Illustrating the Effects of Business Improvement Districts on Municipal Coffers
Among the different types of submunicipal governments, business improvement districts (BIDs), have become increasingly popular in the United States and elsewhere. According to Leah Brooks and Rachel Meltzer, there were about 7,000 BIDs operating in 400 U.S. cities in 2008. A BID can be initiated voluntarily by property owners in a commercial district who want to improve local public goods such as security, street cleaning, and marketing. When the BID is formed, it acquires the authority to tax all property owners, including dissenters, to finance service improvements. BIDs may affect the fiscal health and behavior of their home municipality in three scenarios: (1) BIDs’ services are substitutes for municipal services; (2) their services are complements; and (3) BIDs increase their proportion of the tax base. Due to data limitations, Brooks and Meltzer run simulations using estimated data about the number of BID firms and total BID spending for 275 cities. Because their model relies heavily on information from New York City and Los Angeles, they simulate only upper-bound impacts.

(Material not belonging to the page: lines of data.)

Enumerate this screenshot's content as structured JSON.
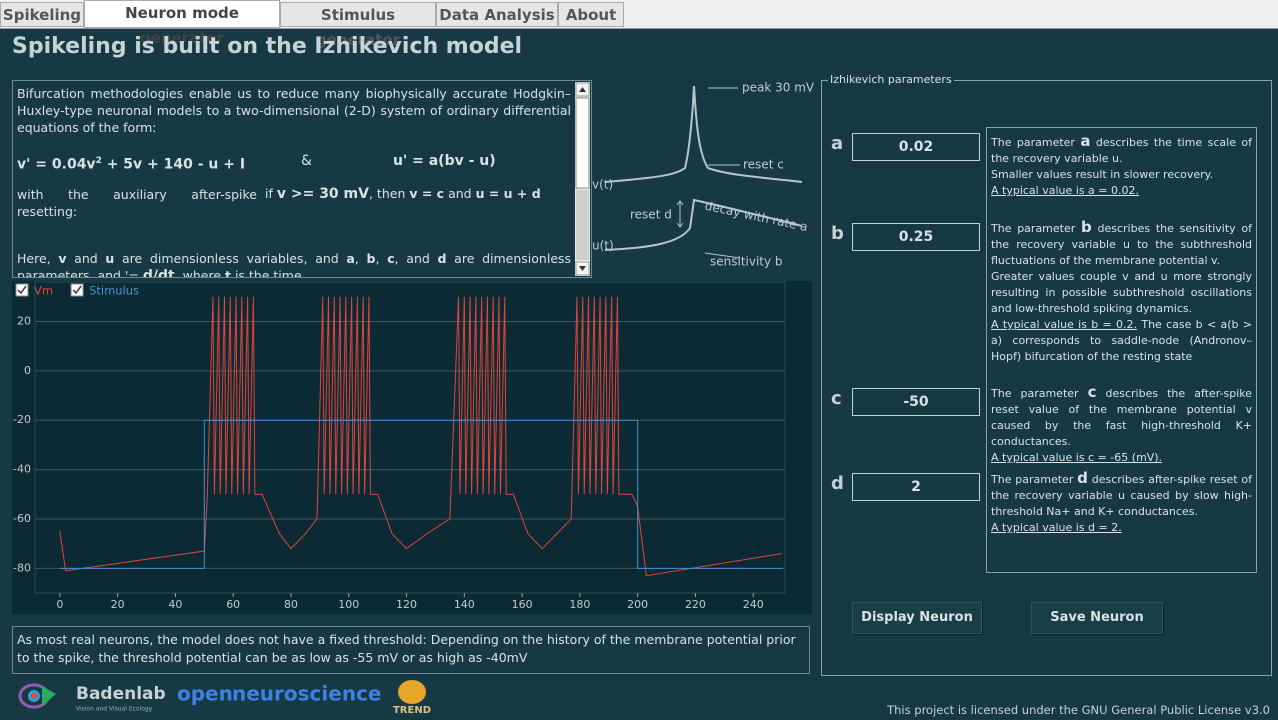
{
  "tabs": [
    "Spikeling",
    "Neuron mode generator",
    "Stimulus generator",
    "Data Analysis",
    "About"
  ],
  "title": "Spikeling is built on the Izhikevich model",
  "intro": {
    "p1": "Bifurcation methodologies enable us to reduce many biophysically accurate Hodgkin–Huxley-type neuronal models to a two-dimensional (2-D) system of ordinary differential equations of the form:",
    "eq_v": [
      "v' = 0.04v",
      "2",
      " + 5v + 140 - u + I"
    ],
    "eq_and": "&",
    "eq_u": "u' = a(bv - u)",
    "reset": [
      "with the auxiliary after-spike resetting:",
      "if ",
      "v >= 30 mV",
      ", then ",
      "v = c",
      " and ",
      "u = u + d"
    ],
    "p3": [
      "Here, ",
      "v",
      " and ",
      "u",
      " are dimensionless variables, and ",
      "a",
      ", ",
      "b",
      ", ",
      "c",
      ", and ",
      "d",
      " are dimensionless parameters, and '= ",
      "d/dt",
      ", where ",
      "t",
      " is the time."
    ]
  },
  "figure": {
    "peak": "peak 30 mV",
    "reset_c": "reset  c",
    "v": "v(t)",
    "reset_d": "reset  d",
    "decay": "decay with rate  a",
    "u": "u(t)",
    "sensitivity": "sensitivity  b"
  },
  "chart_data": {
    "type": "line",
    "series": [
      {
        "name": "Vm",
        "color": "#e0443c",
        "x": [
          0,
          2,
          50,
          51,
          53,
          53.5,
          55,
          55.5,
          57,
          57.5,
          59,
          59.5,
          61,
          61.5,
          63,
          63.5,
          65,
          65.5,
          67,
          67.5,
          70,
          76,
          80,
          85,
          89,
          91,
          91.5,
          93,
          93.5,
          95,
          95.5,
          97,
          97.5,
          99,
          99.5,
          101,
          101.5,
          103,
          103.5,
          105,
          105.5,
          107,
          107.5,
          110,
          115,
          120,
          127,
          135,
          138,
          138.5,
          140,
          140.5,
          142,
          142.5,
          144,
          144.5,
          146,
          146.5,
          148,
          148.5,
          150,
          150.5,
          152,
          152.5,
          154,
          154.5,
          157,
          162,
          167,
          172,
          177,
          179,
          179.5,
          181,
          181.5,
          183,
          183.5,
          185,
          185.5,
          187,
          187.5,
          189,
          189.5,
          191,
          191.5,
          193,
          193.5,
          198,
          200,
          203,
          250
        ],
        "values": [
          -65,
          -81,
          -73,
          -52,
          30,
          -50,
          30,
          -50,
          30,
          -50,
          30,
          -50,
          30,
          -50,
          30,
          -50,
          30,
          -50,
          30,
          -50,
          -50,
          -66,
          -72,
          -66,
          -60,
          30,
          -50,
          30,
          -50,
          30,
          -50,
          30,
          -50,
          30,
          -50,
          30,
          -50,
          30,
          -50,
          30,
          -50,
          30,
          -50,
          -50,
          -66,
          -72,
          -66,
          -60,
          30,
          -50,
          30,
          -50,
          30,
          -50,
          30,
          -50,
          30,
          -50,
          30,
          -50,
          30,
          -50,
          30,
          -50,
          30,
          -50,
          -50,
          -66,
          -72,
          -66,
          -60,
          30,
          -50,
          30,
          -50,
          30,
          -50,
          30,
          -50,
          30,
          -50,
          30,
          -50,
          30,
          -50,
          30,
          -50,
          -50,
          -55,
          -83,
          -74
        ]
      },
      {
        "name": "Stimulus",
        "color": "#4a8fd6",
        "x": [
          0,
          50,
          50,
          200,
          200,
          250
        ],
        "values": [
          -80,
          -80,
          -20,
          -20,
          -80,
          -80
        ]
      }
    ],
    "xlim": [
      -8.6,
      251
    ],
    "ylim": [
      -90,
      36
    ],
    "xticks": [
      0,
      20,
      40,
      60,
      80,
      100,
      120,
      140,
      160,
      180,
      200,
      220,
      240
    ],
    "yticks": [
      -80,
      -60,
      -40,
      -20,
      0,
      20
    ],
    "grid": true
  },
  "note": "As most real neurons, the model does not have a fixed threshold: Depending on the history of the membrane potential prior to the spike, the threshold potential can be as low as -55 mV or as high as -40mV",
  "params": {
    "group": "Izhikevich parameters",
    "items": [
      {
        "name": "a",
        "value": 0.02,
        "pre": "The parameter ",
        "post": " describes the time scale of the recovery variable u.",
        "extra": "Smaller values result in slower recovery.",
        "typical": "A typical value is a = 0.02."
      },
      {
        "name": "b",
        "value": 0.25,
        "pre": "The parameter ",
        "post": " describes the sensitivity of the recovery variable u to the subthreshold fluctuations of the membrane potential v.",
        "extra": "Greater values couple v and u more strongly resulting in possible subthreshold oscillations and low-threshold spiking dynamics.",
        "typical": "A typical value is b =  0.2.",
        "after": " The case b < a(b > a) corresponds to saddle-node (Andronov–Hopf) bifurcation of the resting state"
      },
      {
        "name": "c",
        "value": -50,
        "pre": "The parameter ",
        "post": " describes the after-spike reset value of the membrane potential v caused by the fast high-threshold K+ conductances.",
        "typical": "A typical value is c = -65 (mV)."
      },
      {
        "name": "d",
        "value": 2,
        "pre": "The parameter ",
        "post": " describes after-spike reset of the recovery variable u caused by slow high-threshold Na+ and K+ conductances.",
        "typical": "A typical value is d = 2."
      }
    ]
  },
  "buttons": [
    "Display Neuron",
    "Save Neuron"
  ],
  "logos": {
    "baden": "Badenlab",
    "baden_sub": "Vision and Visual Ecology",
    "open_a": "open",
    "open_b": "neuroscience",
    "trend": "TREND"
  },
  "license": "This project is licensed under the GNU General Public License v3.0"
}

Their simulation results show insignificant impacts of BIDs in all three scenarios. When BID services replace municipal provisions, the reduction in public spending is estimated to be small and has little welfare impact on non BID members. When the public goods supplied by BIDs and municipalities are complementary, public spending on BID properties is estimated to be higher than on non BID properties. The differential is small (about 3 to 5 percent of public spending per establishment), causing no significant impact on total municipal expenditures. In estimating BID effects on local tax bases and revenues, Brooks and Meltzer project that BIDs could increase total sales tax revenues by about 2 to 5 percent. They add no more than 7 percent of property taxes to total collections. BIDs do shift tax liabilities from non BID to BID members. But the calculated impact is less than 5 percent of the average tax liability of the non BID firms. Overall, simulation results suggest that BID impacts on expenditures, revenues, and tax shares between BID and non BID members are negligible at the municipal level.
This paper was presented at the Lincoln Institute’s Land Policy Conference of 2009 and is Chapter 10 of the book Municipal Revenues and Land Policies.